Итак, мы охарактеризовали концепции М. А. Казакова, Н. И. Мартишиной, В. Е. Кезина и Ю. М. Сердюкова. Изложенное подтверждает наше предположение о том, что исходная теоретическая позиция определяет видение маркеров псевдонауки. Нельзя предложить исчерпывающий список таких маркеров, но это не значит, что наука безоружна перед лицом ее неподлинного двойника. Оптимизм внушает тот факт, что существует значительная область согласия между исследователями в трактовке базовых симптомов псевдонауки.

Поскольку тему нельзя считать закрытой, необходимо искать новые подходы к феномену псевдонауки, позволяющие уточнить уже существующие ее критерии и, возможно, сформулировать новые. На наш взгляд, одна из таких возможностей связана с обращением к этическим аспектам научной деятельности.

Этос псевдонауки

В неоднократно упоминавшейся и цитированной нами статье А. Г. Сергеева высказана одна важная мысль, с которой мы совершенно согласны: наука и псевдонаука – это феномены социальной жизни. А всякая социальная деятельность регулируется определенными нравственными нормами. Главное же нравственное требование, предъявляемое к ученому со стороны общества, давно и хорошо известно: добросовестность. А. Г. Сергеев совершенно справедливо отмечает:

«Ученые получают невозвратное общественное финансирование в виде грантов, строительства институтов и научных установок. При этом от ученых требуют не гарантий успешности, а лишь добросовестности»[188].

Вполне объяснимо, почему это так. Широкая публика имеет довольно общие и порой туманные представления о науке. Человек со стороны не имеет необходимой квалификации, чтобы разобраться в сути научных споров.
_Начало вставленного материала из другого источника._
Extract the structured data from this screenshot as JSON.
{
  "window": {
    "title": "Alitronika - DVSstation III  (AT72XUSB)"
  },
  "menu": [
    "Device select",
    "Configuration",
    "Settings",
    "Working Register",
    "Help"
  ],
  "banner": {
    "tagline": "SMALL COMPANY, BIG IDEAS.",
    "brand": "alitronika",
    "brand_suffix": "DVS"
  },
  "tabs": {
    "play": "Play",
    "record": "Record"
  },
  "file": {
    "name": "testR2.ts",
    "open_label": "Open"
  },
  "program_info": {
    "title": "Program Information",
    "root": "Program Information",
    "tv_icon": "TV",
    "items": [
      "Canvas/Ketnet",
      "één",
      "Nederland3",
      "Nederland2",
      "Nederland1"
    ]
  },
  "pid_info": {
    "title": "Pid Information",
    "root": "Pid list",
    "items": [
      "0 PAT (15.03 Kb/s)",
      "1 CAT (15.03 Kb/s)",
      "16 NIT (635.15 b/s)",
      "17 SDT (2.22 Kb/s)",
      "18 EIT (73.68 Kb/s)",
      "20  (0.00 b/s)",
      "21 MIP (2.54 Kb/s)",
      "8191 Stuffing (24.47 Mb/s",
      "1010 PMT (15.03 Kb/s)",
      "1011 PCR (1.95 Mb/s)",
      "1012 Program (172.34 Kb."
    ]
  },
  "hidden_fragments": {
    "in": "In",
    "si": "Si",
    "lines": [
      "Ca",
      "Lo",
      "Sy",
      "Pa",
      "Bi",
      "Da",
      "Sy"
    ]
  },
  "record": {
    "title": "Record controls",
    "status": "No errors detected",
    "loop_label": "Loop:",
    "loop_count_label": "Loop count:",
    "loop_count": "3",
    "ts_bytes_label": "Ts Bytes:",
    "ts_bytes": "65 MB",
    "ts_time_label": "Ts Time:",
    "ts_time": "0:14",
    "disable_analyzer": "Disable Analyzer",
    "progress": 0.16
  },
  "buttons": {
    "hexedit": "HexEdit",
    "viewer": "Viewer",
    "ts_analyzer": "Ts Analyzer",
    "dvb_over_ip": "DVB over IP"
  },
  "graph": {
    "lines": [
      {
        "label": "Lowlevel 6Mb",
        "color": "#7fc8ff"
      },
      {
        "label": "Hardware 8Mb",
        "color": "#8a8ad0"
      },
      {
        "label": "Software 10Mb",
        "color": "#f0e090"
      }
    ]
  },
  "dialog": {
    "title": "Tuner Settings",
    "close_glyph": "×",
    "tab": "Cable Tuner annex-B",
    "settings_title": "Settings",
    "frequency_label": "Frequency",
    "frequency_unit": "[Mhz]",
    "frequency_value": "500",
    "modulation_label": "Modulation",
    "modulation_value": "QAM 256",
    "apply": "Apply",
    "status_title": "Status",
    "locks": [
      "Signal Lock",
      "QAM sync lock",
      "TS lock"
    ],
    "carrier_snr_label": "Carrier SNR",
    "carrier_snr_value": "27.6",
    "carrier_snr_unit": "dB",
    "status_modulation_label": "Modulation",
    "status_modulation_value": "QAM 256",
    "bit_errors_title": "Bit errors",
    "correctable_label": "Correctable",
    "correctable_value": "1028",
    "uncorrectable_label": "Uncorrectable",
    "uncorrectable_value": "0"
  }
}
Поэтому общество может проконтролировать лишь то, что поддается контролю, – соблюдение человеком требования честно служить истине. И настоящий ученый только так и поступает. Именно поэтому он скромен в своих претензиях, именно поэтому он с пиететом относится к знаниям, добытым многими поколениями трудолюбивых предшественников, именно поэтому он испытывает сомнения в полученном результате и представляет его на суд взыскательных коллег, а не желтой прессы. Поэтому же он тщательно продумывает эксперимент, запрещает для себя ходы мысли, чуждые науке. (Вроде тех, что описаны Н. И. Мартишиной.) Он скрупулезно изучает литературу, трудолюбиво собирает сведения по интересущей его проблеме, старается ничего существенного не упустить, внимателен к критике, стремится как можно более убедительно обосновать свои утверждения, проверяет и перепроверяет ссылки, факты, графики, таблицы. Перед публикацией работы он отдает ее опытным рецензентам и толковым редакторам, чтобы выловить все вкравшиеся в текст неточности, ошибки и опечатки. И если уже после опубликования текста он находит в нем какую-то погрешность, то его охватывает чувство досады и стыда. Все это совершенно чуждо псевдоученому. Основная отличительная черта псевдоученого – безответственность. Его цели лежат не в сфере науки, а за ее пределами. Он стремится к известности, славе, материальным благам, но не к истине, как бы она ни понималась. Таким образом, если этос науки определяется императивом добросовестности, то этос псевдонауки состоит в его игнорировании.